Sur le tarmac de Rennes, l’Airbus orange et blanc d’EasyJet qui se pose pour son vol inaugural est un excellent signal. En provenance de Lisbonne, il confirme la confiance de la compagnie aérienne anglaise en ce petit aéroport dans lequel il est implanté depuis 2018. Fin 2021, la compagnie low cost avait déjà ouvert une liaison régulière avec Porto avant de rouvrir la ligne vers Londres. Trois ouvertures qui sauvent l’aéroport de Rennes du marasme. En 2019, le PDG d’EasyJet François Bacchetta avait décrit la capitale bretonne comme « une belle endormie ». « J’adore Rennes, c’est toujours un plaisir d’y venir.

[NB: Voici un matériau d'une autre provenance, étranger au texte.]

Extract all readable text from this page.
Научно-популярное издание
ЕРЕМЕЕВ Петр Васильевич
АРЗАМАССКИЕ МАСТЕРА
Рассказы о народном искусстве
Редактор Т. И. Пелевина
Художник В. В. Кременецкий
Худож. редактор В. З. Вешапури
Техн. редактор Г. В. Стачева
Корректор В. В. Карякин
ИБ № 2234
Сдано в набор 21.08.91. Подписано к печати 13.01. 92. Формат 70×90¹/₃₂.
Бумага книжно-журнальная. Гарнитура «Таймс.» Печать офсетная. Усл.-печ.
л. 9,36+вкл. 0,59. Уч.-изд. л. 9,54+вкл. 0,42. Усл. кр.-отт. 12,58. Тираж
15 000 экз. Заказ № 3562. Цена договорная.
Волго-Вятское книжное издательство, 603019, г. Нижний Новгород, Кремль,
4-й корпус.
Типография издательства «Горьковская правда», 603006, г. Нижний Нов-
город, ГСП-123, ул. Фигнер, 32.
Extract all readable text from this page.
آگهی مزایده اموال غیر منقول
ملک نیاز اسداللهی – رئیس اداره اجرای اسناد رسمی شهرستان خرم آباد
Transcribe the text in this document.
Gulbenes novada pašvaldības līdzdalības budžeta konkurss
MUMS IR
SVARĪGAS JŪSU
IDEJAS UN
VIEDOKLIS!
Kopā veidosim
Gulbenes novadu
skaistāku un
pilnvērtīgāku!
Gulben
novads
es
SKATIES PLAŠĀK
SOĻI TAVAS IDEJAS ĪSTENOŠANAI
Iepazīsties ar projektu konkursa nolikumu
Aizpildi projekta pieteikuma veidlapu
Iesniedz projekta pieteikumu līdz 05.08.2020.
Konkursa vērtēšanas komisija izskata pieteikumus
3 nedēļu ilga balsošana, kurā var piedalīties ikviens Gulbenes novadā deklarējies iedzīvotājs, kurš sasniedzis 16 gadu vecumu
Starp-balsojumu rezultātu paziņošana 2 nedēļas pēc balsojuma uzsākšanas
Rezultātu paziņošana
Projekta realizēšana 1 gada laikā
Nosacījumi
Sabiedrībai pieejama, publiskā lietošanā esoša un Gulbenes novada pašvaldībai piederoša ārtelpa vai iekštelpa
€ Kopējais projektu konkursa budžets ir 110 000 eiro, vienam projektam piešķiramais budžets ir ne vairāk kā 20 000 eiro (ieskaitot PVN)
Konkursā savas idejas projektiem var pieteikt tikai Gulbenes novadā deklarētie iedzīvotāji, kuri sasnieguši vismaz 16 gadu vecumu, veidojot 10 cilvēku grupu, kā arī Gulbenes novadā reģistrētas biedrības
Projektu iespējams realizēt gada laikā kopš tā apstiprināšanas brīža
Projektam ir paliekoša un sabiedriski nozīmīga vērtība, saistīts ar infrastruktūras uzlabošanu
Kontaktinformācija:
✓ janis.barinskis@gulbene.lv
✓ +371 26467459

C’est vrai qu’elle s’est bien réveillée », assure Reginald Otten, directeur adjoint d’EasyJet en France.

Vueling est parti

Après des décennies à vivoter, la plateforme avait décollé en 2013 avec l’arrivée de Vueling et l’ouverture de lignes vers Barcelone, Rome ou Madrid. Mais la crise Covid est passée par là et la compagnie espagnole est partie. Pourquoi ? « Ils ont obtenu des slots [créneaux horaires] à Orly et ont déplacé toute leur flotte là-bas. C’est une proposition qu’ils ne pouvaient pas refuser », tente de justifier Chivoine Rem, le tout jeune directeur de l’aéroport.

Après avoir battu chaque année son record de fréquentation, la plateforme a subi de plein fouet sa mise à l’arrêt. Et l’objectif de dépasser un million et même 1,5 million de voyageurs s’est envolé. « Nous reconstruisons notre offre avec 11 destinations et 14 lignes. Nous jouons avec nos qualités : cet aéroport est simple, familial, à taille humaine », poursuit le directeur. Frappée par le Covid, sa plateforme a retrouvé 70 % de sa fréquentation cette année, dans la moyenne de ses concurrents. Elle a même perdu sa ligne vers Casablanca ouverte « au pire moment » qui s’est éteinte avant ses deux ans.

L’objectif à 1,5 million est loin, très loin

Mais comment expliquer que Rennes ne profite pas de la saturation de Nantes, qui avait accueilli plus de 7,2 millions de voyageurs en 2019 ? « Nous avons un énorme potentiel mais il est sous exploité », martèle Hervé Cavalan depuis des années. Le président de l’Association pour le développement de l’aéroport de Rennes‐Bretagne (ADARB) estime que c’est à la région de fixer des objectifs plus élevés à Vinci et à la CCI, actionnaires de la structure. « Jusqu’en 2024, l’objectif est à 500.000 voyageurs par an et après, ils ne savent pas s’ils seront reconduits. Comment voulez-vous qu’ils investissent ? », interroge le spécialiste. Ce dernier tacle aussi l’absence de soutien de Rennes Métropole qui « ne fait rien » pour soutenir son aéroport. Il n’hésite pas à demander l’arrêt du soutien aux petits aéroports comme Quimper ou Lorient pour se concentrer sur les deux « gros » que sont Brest et Rennes.

Pour séduire les compagnies aériennes, l’aéroport mise sur le mix tourisme et business mais aussi sur les diasporas. Avec Lisbonne et Porto, EasyJet sait qu’elle pourra compter sur les nombreuses familles portugaises implantées dans l’Ouest. Un excellent moyen de remplir les avions qui pourraient inciter d’autres compagnies à se pencher sur les destinations du Maghreb ou des pays limitrophes. Peut-être pour le printemps prochain ? « On y travaille », assure le directeur de l’aéroport.